Annette Land attributed much of her success in life to a couple of personality traits, including always going at things very fast, like being able to select $250 to $300 worth of groceries in less than 30 minutes.
"That's why we don't shop together," said Dot Hill, one of Land's closest friends. "I've been trying to teach her to slow down since we had our children together because I'm worried she'll have a heart attack, but she always says no because she likes to go fast and she'll die happy doing it."
Staying busy Another trait that Land has relied heavily on over the years has been a keen memory. She can still recite long passages from the commencement speech she gave as salutatorian of the Branford High School class of 1959, including sections of a poem she often recalls during her work days.
"God forgive me when I whine. I have two eyes; the world is mine," Land said. "God forgive me when I whine.

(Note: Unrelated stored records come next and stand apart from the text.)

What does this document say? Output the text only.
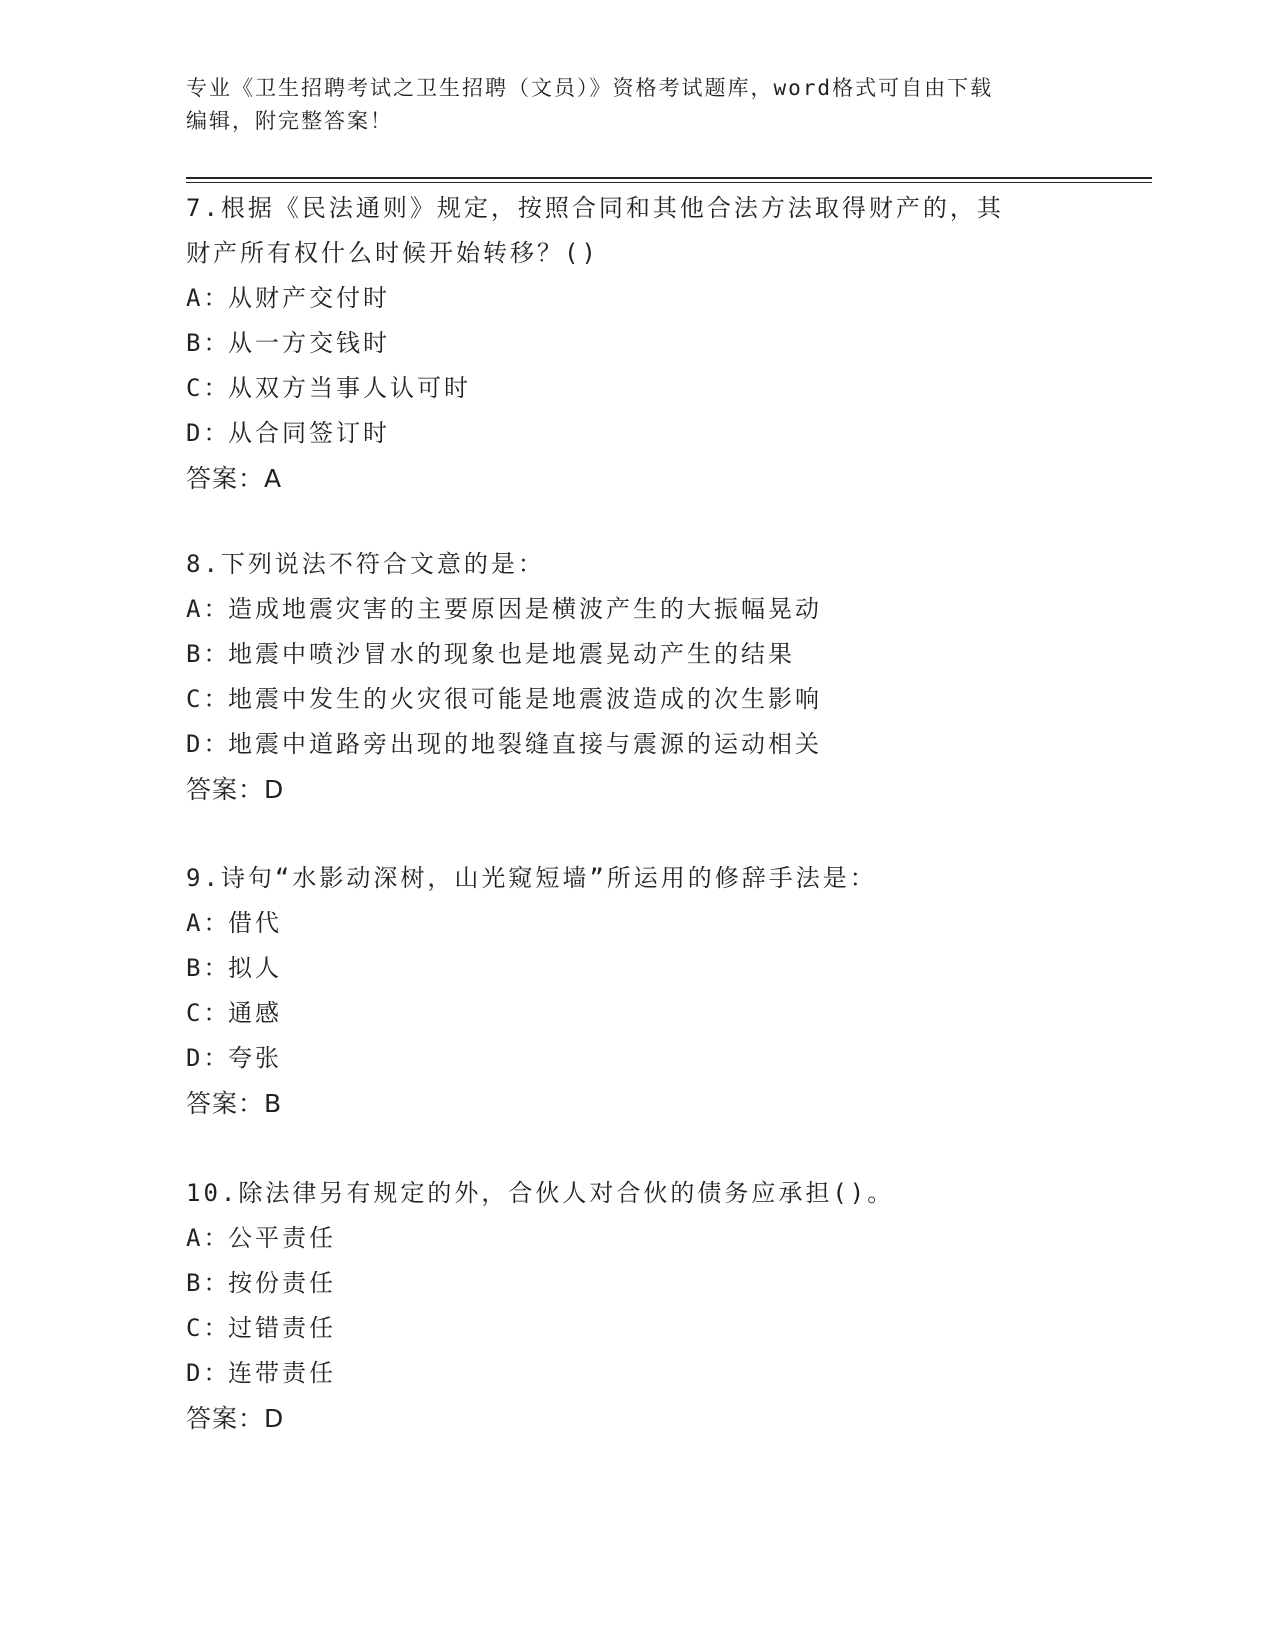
专业《卫生招聘考试之卫生招聘（文员）》资格考试题库，word格式可自由下载
编辑，附完整答案！

7.根据《民法通则》规定，按照合同和其他合法方法取得财产的，其

财产所有权什么时候开始转移？()

A：从财产交付时

B：从一方交钱时

C：从双方当事人认可时

D：从合同签订时

答案：A

8.下列说法不符合文意的是：

A：造成地震灾害的主要原因是横波产生的大振幅晃动

B：地震中喷沙冒水的现象也是地震晃动产生的结果

C：地震中发生的火灾很可能是地震波造成的次生影响

D：地震中道路旁出现的地裂缝直接与震源的运动相关

答案：D

9.诗句“水影动深树，山光窥短墙”所运用的修辞手法是：

A：借代

B：拟人

C：通感

D：夸张

答案：B

10.除法律另有规定的外，合伙人对合伙的债务应承担()。

A：公平责任

B：按份责任

C：过错责任

D：连带责任

答案：D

I have two feet to take me where I go."
Where Land goes most often is to her rural home, her office in Branford or to the Baptist church her youngest son is founding in Rosewood.
"Neither one of us has time for any real serious hobbies because our lives have really just been work and home and family," Raymon Land said.
In addition to Annette's recognition at the State Fair, the Lands will be traveling to Georgia to see their oldest son assume the office of president of the National Watermelon Association before heading back home to congratulate their oldest grandson on getting his driver's license and then gearing up for the 2003 watermelon season.
When Commissioner Bronson told Land she would be recognized at the fair, he said part of the reason she was selected was because, "I had my hands in so many pies," Land said. "It's true that I do like to be busy, but the only pie I really take my time with is a pecan pie. I take my time with a pecan pie because that's the way I learned to make them."